Mais que temperatura, é alma febril trespassando a carne, e que o faço tão bem, vibrando tão comedida no gozo para fora e apenas sinto o papel, e entre os dedos a caneta. Aperto-a, violo a folha humedecendo o mais querer furá-la, queimá-la na saliva de me sentir tão viva e possessa.

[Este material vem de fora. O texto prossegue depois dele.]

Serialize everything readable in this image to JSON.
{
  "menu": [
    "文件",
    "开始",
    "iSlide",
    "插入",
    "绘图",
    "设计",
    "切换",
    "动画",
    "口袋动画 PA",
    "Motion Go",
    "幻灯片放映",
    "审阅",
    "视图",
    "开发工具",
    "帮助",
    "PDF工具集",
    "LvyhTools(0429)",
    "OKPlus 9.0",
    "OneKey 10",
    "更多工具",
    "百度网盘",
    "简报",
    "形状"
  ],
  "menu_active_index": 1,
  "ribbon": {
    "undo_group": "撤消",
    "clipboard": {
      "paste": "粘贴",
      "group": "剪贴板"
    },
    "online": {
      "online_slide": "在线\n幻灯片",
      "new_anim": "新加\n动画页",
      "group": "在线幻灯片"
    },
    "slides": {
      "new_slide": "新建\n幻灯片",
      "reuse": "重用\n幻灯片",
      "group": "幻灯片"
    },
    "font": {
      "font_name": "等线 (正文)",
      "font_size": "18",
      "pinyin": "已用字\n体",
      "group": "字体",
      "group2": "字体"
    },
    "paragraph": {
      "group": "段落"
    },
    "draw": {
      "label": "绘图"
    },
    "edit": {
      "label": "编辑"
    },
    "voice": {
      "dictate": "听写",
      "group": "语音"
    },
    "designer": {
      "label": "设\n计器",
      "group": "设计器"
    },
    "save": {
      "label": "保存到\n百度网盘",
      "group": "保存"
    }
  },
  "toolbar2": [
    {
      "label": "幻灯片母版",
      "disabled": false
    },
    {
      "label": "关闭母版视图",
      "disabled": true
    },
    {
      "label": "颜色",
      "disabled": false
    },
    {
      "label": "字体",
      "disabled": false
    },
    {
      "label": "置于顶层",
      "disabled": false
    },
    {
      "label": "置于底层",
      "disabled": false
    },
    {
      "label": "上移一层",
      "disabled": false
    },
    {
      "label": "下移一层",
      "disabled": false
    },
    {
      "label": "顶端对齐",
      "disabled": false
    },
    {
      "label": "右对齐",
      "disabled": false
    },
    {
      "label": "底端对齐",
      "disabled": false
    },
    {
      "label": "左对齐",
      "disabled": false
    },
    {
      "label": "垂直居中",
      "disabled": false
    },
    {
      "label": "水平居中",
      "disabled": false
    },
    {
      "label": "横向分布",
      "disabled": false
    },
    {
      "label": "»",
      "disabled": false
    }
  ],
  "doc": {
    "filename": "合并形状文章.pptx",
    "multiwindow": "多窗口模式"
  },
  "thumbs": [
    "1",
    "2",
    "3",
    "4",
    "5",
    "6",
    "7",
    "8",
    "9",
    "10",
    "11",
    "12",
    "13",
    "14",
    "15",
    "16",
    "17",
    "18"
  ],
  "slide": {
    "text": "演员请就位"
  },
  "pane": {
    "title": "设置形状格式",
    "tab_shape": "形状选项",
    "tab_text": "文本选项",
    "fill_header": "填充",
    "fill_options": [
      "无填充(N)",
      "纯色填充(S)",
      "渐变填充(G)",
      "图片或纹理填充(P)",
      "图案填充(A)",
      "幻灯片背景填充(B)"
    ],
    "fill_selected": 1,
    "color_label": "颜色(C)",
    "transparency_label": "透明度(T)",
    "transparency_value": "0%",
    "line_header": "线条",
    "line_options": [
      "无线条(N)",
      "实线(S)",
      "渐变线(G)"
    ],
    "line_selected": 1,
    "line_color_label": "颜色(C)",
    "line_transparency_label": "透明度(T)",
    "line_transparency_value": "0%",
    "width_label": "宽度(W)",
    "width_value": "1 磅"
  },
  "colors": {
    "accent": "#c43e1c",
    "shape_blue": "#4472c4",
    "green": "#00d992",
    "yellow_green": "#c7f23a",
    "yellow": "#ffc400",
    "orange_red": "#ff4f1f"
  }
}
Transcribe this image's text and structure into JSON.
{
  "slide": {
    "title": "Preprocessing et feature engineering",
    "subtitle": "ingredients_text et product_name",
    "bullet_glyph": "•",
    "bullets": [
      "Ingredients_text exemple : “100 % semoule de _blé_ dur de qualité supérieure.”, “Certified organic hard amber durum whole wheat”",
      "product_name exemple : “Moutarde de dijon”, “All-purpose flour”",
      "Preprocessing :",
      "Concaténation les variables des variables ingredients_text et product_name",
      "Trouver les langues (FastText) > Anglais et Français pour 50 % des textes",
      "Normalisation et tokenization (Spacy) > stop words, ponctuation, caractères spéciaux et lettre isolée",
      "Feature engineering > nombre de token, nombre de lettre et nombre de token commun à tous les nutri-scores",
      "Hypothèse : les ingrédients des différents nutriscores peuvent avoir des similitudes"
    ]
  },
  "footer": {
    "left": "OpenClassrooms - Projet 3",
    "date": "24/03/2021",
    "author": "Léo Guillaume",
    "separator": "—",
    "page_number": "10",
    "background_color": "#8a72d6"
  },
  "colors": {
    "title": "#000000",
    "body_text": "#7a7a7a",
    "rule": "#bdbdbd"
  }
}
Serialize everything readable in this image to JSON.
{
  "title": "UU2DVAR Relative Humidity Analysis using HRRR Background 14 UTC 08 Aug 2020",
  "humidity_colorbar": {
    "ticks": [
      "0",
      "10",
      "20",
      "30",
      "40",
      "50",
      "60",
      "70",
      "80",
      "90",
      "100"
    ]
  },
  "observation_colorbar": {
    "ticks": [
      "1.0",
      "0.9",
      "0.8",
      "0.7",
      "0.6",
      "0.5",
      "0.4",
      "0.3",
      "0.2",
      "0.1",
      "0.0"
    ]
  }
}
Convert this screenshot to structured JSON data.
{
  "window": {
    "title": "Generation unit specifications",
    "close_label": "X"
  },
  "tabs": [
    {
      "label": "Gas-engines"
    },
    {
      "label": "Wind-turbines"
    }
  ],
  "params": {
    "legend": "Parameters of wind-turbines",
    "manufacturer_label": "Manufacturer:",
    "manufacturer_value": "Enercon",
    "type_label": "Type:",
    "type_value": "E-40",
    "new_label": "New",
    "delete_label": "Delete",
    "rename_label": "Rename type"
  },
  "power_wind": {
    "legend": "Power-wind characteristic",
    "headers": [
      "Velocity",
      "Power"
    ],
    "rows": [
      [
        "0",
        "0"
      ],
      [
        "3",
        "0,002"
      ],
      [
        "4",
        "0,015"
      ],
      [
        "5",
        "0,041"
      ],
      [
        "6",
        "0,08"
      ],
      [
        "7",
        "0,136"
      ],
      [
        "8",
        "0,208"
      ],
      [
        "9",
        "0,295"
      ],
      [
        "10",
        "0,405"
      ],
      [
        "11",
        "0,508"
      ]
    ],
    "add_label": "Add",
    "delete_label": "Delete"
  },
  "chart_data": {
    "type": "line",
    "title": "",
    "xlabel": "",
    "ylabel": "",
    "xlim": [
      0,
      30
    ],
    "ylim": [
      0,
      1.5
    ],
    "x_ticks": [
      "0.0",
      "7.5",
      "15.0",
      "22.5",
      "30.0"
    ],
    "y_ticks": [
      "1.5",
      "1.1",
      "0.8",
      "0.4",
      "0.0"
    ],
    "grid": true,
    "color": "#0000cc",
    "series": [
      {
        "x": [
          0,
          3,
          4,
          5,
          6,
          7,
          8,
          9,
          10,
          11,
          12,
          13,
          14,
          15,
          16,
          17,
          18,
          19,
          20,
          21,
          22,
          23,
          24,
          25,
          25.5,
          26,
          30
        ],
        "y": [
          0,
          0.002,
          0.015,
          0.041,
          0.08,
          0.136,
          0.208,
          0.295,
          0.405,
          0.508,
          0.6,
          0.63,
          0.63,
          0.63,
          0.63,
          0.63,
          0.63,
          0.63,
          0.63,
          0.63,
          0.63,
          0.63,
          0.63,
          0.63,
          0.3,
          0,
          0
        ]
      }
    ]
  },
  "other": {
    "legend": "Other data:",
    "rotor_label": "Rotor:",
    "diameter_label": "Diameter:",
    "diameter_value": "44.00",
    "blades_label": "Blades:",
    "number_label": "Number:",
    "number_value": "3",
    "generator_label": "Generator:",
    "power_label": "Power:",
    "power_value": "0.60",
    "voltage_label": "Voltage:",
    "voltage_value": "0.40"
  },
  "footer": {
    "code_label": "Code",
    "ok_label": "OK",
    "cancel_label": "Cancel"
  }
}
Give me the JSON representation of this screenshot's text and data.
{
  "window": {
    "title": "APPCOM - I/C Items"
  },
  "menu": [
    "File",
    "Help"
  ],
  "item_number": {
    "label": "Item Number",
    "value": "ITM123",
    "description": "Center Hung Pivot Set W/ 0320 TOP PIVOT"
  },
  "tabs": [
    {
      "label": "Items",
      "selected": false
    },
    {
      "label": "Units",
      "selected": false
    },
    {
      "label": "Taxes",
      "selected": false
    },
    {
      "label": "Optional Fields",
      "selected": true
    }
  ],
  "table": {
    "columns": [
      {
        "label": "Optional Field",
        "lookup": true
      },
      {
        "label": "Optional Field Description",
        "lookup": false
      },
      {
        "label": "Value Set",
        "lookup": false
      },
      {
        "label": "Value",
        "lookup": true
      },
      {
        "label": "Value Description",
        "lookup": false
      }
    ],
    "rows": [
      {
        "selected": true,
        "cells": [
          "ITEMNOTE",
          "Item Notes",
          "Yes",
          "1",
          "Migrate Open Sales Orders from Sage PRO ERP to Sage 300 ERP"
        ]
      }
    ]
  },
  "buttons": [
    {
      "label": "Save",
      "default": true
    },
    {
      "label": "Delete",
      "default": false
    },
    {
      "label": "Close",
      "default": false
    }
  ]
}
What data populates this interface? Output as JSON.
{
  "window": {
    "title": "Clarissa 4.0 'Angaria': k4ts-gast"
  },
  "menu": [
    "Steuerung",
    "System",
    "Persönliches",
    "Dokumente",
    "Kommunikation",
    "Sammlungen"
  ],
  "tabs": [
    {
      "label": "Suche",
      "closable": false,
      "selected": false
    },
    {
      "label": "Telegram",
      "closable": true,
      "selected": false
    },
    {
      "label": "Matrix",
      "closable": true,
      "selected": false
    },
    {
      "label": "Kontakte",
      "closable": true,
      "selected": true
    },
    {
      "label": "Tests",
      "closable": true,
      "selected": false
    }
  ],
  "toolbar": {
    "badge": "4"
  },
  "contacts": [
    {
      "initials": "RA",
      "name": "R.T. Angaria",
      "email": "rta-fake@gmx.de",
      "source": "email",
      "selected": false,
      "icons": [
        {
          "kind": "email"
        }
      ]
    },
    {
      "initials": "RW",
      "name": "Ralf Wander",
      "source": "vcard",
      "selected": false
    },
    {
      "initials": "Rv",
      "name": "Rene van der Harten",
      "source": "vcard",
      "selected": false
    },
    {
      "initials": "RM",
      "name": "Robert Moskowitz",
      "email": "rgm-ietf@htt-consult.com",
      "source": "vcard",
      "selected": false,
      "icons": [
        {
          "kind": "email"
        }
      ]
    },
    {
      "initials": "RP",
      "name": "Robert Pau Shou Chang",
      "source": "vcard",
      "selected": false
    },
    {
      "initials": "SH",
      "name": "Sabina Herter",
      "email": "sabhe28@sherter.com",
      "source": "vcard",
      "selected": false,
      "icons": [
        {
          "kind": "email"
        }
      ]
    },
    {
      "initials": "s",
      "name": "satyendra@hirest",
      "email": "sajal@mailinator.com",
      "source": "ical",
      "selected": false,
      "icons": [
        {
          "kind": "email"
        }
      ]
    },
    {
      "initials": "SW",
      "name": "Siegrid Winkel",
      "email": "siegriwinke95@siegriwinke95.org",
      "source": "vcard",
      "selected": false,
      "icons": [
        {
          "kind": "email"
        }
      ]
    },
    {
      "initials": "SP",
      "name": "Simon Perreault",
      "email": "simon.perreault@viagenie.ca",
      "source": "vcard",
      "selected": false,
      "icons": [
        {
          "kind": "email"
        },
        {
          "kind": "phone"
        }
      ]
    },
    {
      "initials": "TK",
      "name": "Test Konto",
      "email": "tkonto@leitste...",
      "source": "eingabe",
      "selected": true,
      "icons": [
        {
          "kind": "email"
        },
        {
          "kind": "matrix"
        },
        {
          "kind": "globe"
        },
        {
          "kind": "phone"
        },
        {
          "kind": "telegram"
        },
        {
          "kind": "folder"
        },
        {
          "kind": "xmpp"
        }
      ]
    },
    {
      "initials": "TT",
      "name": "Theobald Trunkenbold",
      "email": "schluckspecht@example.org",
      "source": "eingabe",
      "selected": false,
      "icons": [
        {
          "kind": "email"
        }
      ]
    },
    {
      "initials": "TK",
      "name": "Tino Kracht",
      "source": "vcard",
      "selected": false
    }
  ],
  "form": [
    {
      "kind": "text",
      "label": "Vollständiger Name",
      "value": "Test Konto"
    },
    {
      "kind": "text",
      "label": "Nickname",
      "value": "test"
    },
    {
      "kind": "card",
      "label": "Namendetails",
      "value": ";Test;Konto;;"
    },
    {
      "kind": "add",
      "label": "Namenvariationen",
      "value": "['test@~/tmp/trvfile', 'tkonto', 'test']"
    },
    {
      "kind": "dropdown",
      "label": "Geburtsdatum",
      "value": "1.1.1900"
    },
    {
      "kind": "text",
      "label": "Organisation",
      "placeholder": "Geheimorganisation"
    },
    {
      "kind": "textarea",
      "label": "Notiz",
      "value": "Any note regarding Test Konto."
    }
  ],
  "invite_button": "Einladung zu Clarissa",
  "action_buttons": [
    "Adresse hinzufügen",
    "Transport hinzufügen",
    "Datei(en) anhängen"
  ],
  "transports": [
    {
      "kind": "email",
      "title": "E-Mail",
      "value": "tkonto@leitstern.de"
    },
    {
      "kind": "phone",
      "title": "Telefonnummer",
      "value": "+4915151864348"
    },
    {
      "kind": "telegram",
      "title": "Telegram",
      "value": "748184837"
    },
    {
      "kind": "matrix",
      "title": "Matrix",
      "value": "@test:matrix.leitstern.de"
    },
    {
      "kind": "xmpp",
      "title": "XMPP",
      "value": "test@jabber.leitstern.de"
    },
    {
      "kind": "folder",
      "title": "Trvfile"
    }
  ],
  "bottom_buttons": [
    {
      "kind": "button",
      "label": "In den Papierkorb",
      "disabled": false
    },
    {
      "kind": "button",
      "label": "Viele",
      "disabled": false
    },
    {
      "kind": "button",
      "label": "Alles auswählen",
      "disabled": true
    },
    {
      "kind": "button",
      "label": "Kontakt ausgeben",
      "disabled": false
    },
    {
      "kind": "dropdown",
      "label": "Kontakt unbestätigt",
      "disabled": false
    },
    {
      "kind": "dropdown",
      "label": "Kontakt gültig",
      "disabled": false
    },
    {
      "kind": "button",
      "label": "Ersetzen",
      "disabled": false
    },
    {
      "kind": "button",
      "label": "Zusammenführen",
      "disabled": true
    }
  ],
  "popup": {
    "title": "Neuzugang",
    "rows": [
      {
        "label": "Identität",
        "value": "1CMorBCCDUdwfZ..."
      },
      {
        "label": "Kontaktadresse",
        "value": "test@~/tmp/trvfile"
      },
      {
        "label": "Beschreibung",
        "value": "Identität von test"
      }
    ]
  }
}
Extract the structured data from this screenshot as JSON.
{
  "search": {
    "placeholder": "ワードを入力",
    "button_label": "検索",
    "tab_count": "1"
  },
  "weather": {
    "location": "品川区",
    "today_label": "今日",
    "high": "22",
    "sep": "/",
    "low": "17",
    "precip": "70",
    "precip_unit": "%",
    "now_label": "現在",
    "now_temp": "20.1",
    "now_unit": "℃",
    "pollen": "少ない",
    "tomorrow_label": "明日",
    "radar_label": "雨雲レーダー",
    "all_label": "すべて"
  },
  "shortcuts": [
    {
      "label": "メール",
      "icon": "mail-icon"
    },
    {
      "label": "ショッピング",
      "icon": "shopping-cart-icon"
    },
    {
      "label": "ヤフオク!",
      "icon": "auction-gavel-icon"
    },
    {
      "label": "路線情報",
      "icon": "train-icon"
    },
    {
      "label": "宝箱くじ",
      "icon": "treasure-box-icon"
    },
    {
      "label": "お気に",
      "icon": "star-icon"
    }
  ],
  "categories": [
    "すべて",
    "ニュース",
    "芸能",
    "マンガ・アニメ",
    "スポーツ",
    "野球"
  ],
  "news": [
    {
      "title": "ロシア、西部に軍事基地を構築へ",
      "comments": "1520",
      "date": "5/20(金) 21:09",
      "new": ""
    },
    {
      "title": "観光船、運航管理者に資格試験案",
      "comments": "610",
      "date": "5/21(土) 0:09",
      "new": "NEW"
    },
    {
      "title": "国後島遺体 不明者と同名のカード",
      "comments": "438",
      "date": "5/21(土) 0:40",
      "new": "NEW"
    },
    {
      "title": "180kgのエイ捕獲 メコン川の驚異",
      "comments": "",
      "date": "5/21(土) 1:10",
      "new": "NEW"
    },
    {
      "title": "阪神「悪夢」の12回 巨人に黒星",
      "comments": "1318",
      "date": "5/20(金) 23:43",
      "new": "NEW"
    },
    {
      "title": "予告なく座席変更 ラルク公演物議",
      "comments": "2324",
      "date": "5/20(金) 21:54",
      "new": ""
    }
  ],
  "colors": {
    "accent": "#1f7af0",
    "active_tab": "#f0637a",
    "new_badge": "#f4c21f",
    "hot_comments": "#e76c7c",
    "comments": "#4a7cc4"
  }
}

Vem para baixo comigo que não te quero sem som, não te toco sem luz e a mácula aliena-me a máscara de verter-me por completo no teu rosto. Não alcanço o limite e nem assim me deixo ficar, mas assento, e sinto. Ai como sinto, entre os suspiros que o estar sozinha me dá. Consta-me que nada mais ofereces que existir entre a tua pele e as curvas do teu corpo, mas sabes como lamber o dia, distorcer as formas do meu ser, indefinindo-me a um estar mais além do concreto.

Lutas sem luto, sem remorso de te aleijares nessas farpas cuspidas a tanto fervor da latente vontade, e tão valiosa é essa língua de ouro, e tão brilhante me tornas quando me conduzes assim, daqui para ali. Dá-me o teu sorriso enquanto o teu ocaso é para dentro de mim, e tão fundo consegues ir, tão real te sinto que poderia afirmar que somos mais que um. Enquanto os teus dedos tentam parar a minha enxurrada, os meus comprimem-te a raiz do mal, e tão bem te desejo na maldade de me esventrares até nem pergaminho existir que denuncie que algum dia tenhamos existido.

Entre as nuvens queimadas, o céu tinge-se de vermelho teu nome, sede vestida a teu sonho, e com a fome dos homens regozijas. De escassez minas a minha vontade, porque mais te quero pintar. Tanta vontade tenho por sentir que me esgoto, quanto mais te dou à boca a minha figura diluída a transparências ocultas. Gota perdida no canto dos teus lábios, noutros meus, e meus são, sendo teus apenas. Fala-me na tua lábia, fingindo a mordaça ser um acessório para me dizeres tua, desnuda, permuta de veia para artéria, da noite para o dia.

A verdade é a tua vontade transcrita na pele, no teu cheiro nocturno. Um lobo que sonha com o mundo dos homens, entre as luzes da cidade e a terra fria da floresta. A vontade impera em fazer-te mais que meu, a vontade de ser tua, a vontade de te esquecer em cada linha que passa no percalço de tropeçar num galho, e com o ruído violo o silêncio, esquivares-te na bruma que o teu pêlo emana. Com o resto de homem guardado e quase desvanecido em ti, camuflado nas horas pardas das sombras, sou a tua espera, a fera, esfera de cristal que te vê. Lendo-te a sina, desejo tão maldito quanto as palavras que não existem, sem te acabar em cada fim, não pares de me querer somente tua. Actua na tua, mexe-me por dentro, onde sou crua, aqui onde tu és... só tu.